Trump’s company is also pitching foreign diplomats on his new luxury hotel in Washington as a place to book rooms and hold meetings. But such entreaties eventually could run afoul of an “emoluments” clause in the U.S. Constitution that bars the president from accepting gifts from foreign leaders — even if he is not actively running the company.
Buffeted by entanglement worries, Trump has largely dug in, arguing “the law’s totally on my side, meaning, the president can’t have a conflict of interest,” in an interview last week with the New York Times.
“In theory I could run my business perfectly, and then run the country perfectly,” Trump said. “But I would like to do something. I would like to try and formalize something, because I don’t care about my business.”
Peter Schweizer, a conservative author who raised alarms in the book “Clinton Cash” about Hillary Clinton’s possible conflicts of interest because of donations to her family’s foundation, said Trump will face an equally skeptical public, not just about his entanglements but also about those of his children.

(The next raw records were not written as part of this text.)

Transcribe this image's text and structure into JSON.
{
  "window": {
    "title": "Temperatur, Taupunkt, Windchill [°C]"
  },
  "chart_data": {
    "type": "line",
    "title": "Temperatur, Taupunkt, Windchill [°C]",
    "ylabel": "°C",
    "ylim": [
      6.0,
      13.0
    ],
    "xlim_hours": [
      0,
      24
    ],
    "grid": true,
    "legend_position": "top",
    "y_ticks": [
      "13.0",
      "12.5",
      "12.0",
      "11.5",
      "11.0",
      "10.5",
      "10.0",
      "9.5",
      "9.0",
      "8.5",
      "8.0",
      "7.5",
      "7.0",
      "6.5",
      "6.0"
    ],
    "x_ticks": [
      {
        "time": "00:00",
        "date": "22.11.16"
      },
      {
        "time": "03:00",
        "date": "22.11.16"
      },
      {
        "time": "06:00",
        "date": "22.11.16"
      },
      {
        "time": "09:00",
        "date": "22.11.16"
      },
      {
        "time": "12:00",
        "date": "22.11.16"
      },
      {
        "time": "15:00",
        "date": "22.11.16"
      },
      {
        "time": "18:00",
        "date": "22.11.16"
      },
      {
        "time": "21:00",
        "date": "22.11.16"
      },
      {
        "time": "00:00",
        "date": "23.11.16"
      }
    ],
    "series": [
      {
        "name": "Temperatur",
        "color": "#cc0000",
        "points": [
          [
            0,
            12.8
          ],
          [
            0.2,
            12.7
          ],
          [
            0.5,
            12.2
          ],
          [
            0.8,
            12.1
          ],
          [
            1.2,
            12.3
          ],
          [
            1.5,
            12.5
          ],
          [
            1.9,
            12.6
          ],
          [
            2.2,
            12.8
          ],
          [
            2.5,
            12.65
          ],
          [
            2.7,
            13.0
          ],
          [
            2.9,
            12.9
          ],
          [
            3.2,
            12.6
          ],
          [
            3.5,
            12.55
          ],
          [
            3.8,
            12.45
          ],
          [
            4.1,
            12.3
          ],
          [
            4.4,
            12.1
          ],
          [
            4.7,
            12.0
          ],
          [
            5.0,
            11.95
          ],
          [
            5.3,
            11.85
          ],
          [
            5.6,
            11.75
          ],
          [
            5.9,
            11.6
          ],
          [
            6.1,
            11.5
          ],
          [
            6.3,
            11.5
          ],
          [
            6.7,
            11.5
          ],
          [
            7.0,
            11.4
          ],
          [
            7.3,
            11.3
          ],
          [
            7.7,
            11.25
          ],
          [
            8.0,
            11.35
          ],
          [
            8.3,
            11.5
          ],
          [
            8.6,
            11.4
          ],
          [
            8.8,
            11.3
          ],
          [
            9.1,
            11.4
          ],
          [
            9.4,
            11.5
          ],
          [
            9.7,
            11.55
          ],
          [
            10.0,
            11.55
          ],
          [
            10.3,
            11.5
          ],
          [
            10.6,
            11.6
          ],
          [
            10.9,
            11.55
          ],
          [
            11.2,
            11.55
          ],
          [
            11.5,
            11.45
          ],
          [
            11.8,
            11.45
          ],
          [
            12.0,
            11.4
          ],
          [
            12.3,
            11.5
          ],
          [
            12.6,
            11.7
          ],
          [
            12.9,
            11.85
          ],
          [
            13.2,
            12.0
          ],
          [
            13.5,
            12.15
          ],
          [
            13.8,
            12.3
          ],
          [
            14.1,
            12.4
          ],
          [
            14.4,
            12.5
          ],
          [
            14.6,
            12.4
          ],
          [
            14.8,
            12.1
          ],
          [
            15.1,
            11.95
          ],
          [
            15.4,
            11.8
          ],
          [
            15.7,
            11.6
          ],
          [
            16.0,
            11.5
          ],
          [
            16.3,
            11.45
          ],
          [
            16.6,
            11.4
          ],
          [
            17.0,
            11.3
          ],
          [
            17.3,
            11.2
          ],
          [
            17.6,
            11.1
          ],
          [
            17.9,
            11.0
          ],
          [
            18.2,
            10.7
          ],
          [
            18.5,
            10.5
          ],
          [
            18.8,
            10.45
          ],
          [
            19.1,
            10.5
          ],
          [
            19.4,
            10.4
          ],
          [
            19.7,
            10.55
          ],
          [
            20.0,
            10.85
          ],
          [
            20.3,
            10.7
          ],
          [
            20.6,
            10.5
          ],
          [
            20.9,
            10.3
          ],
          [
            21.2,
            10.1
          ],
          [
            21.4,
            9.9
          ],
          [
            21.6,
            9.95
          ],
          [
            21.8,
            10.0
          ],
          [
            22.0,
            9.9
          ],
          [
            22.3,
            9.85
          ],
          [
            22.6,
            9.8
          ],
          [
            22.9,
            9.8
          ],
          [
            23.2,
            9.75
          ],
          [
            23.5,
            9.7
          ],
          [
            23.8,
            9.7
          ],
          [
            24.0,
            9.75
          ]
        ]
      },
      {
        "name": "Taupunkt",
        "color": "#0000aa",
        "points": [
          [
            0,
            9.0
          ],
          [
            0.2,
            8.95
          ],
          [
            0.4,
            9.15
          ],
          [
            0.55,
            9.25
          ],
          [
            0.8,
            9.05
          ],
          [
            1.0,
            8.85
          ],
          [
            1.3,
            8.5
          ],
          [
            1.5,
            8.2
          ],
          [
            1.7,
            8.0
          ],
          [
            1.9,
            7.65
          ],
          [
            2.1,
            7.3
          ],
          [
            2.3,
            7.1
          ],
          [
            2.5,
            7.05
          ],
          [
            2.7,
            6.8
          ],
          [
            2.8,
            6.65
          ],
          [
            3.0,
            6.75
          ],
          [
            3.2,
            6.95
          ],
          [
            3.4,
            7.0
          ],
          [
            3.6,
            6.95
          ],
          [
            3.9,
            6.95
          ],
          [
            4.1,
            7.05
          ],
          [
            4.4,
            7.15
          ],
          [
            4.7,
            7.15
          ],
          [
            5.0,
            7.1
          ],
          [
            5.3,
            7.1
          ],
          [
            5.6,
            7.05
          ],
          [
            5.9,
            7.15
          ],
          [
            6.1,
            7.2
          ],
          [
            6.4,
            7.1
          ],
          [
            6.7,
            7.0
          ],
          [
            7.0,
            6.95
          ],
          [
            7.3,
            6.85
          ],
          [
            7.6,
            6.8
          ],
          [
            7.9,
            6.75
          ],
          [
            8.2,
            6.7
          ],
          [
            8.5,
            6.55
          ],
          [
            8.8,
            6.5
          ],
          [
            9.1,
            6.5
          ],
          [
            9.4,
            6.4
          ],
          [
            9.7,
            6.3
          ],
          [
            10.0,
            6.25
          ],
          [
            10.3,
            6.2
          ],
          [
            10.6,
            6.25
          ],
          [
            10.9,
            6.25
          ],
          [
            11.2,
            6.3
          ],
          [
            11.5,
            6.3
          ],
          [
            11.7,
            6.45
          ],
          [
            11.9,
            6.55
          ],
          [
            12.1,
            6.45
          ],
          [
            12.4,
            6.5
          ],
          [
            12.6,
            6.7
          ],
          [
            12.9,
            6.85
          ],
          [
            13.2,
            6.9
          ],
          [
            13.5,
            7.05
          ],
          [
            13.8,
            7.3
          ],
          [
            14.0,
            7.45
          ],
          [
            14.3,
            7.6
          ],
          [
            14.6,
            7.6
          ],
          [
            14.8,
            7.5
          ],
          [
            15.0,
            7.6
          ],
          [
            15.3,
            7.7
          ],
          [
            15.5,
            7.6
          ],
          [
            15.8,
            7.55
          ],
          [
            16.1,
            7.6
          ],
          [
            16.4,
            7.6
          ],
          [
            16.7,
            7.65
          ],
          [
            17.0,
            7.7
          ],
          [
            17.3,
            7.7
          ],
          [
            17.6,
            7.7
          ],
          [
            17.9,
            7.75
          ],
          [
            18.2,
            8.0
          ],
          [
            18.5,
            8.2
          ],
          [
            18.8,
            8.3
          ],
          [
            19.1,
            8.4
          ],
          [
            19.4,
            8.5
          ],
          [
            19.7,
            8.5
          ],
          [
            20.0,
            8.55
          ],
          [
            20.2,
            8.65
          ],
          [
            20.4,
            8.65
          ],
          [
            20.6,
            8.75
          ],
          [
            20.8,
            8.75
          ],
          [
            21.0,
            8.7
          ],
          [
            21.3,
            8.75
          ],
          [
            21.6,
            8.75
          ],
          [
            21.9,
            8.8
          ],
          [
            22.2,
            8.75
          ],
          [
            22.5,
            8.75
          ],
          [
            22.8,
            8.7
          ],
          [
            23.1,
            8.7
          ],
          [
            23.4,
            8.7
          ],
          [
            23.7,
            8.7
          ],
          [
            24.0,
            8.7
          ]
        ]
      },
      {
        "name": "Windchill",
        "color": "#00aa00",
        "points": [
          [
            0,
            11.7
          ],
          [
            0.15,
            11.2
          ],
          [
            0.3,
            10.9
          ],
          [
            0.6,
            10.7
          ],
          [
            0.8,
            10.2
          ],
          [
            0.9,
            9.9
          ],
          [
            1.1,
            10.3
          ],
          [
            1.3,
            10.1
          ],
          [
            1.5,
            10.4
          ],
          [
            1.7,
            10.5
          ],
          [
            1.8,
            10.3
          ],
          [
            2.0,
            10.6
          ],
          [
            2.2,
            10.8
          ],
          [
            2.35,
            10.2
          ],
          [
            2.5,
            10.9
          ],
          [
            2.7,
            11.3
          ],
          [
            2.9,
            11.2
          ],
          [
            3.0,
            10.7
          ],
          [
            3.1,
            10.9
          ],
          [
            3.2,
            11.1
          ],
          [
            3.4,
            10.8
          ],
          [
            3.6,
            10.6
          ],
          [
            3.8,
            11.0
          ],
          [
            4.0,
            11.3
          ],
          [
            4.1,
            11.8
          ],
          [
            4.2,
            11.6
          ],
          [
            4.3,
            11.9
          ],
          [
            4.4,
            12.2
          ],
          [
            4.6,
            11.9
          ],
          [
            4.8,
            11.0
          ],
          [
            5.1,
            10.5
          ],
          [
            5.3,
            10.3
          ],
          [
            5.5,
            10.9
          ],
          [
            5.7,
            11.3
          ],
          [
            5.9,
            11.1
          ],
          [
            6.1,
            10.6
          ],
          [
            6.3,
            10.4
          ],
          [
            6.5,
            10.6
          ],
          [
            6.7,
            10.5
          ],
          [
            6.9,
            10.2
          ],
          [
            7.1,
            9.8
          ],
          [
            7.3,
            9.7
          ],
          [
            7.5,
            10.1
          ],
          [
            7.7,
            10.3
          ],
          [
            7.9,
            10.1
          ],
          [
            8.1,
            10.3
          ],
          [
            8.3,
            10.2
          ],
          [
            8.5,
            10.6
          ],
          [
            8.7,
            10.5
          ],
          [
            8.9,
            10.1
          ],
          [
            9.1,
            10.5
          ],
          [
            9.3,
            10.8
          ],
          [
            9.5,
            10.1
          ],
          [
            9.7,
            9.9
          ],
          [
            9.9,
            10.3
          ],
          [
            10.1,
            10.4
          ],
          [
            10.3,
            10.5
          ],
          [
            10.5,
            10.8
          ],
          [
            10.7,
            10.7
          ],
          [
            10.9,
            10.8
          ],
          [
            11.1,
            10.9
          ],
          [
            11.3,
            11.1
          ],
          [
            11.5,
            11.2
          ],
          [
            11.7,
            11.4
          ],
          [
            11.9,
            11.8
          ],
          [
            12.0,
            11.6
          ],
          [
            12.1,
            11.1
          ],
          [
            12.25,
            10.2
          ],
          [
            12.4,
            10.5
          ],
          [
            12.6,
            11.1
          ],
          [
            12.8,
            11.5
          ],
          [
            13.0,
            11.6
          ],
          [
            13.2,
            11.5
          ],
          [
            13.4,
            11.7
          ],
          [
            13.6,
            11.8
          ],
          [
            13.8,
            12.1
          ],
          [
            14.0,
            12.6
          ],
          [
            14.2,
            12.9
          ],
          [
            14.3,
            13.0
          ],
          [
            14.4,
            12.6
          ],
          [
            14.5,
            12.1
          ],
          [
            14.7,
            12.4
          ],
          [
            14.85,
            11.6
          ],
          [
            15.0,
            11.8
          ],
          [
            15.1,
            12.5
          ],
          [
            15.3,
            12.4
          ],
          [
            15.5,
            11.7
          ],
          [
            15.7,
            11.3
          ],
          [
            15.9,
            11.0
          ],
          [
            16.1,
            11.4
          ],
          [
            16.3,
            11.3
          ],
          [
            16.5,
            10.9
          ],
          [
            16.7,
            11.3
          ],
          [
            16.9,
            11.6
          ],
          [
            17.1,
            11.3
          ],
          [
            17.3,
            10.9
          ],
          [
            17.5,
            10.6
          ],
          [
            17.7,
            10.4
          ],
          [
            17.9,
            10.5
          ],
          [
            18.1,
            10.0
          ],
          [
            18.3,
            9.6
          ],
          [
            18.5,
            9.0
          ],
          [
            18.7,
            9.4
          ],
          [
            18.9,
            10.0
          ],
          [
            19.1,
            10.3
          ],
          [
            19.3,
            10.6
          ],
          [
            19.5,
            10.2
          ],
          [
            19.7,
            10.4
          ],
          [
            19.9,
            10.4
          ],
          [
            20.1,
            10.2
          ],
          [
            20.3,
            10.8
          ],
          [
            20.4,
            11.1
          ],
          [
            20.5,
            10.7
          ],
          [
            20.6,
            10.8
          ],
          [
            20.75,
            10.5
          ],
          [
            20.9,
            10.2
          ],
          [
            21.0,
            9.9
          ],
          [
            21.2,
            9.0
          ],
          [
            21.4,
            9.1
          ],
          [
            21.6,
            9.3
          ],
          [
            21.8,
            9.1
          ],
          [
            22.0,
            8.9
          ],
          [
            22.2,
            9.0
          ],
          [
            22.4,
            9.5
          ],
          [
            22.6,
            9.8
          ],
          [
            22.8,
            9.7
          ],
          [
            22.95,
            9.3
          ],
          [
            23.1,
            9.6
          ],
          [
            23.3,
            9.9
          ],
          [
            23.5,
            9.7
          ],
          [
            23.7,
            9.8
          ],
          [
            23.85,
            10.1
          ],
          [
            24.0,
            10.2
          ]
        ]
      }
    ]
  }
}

“It’s incumbent on the president of the United States, particularly one who is seemingly committed to ‘draining the swamp,’ to remove any questions about financial transactions involving him or his family,” said Schweizer, who is also close to Trump senior adviser Stephen K. Bannon, who served as chairman of the Government Accountability Institute, where Schweizer is president.
Michael Toner, who served as general counsel to the Bush-Cheney transition in 2000, recalled the 10-week post-election period as a time for setting broad ethical policy — and considering specific safeguards for the incoming president — that would set the tone for the incoming administration.
At the time of the Kennedy-Johnson transition, Lyndon B. Johnson separated himself from the Texas radio stations he operated, creating a blind trust and removing himself, at least officially. After his election in 1976, Carter set up elaborate arrangements to remove himself from the family peanut business, its management and knowledge of day-to-day decisions.
Rosalind S. Helderman and Jonathan O’Connell contributed to this report.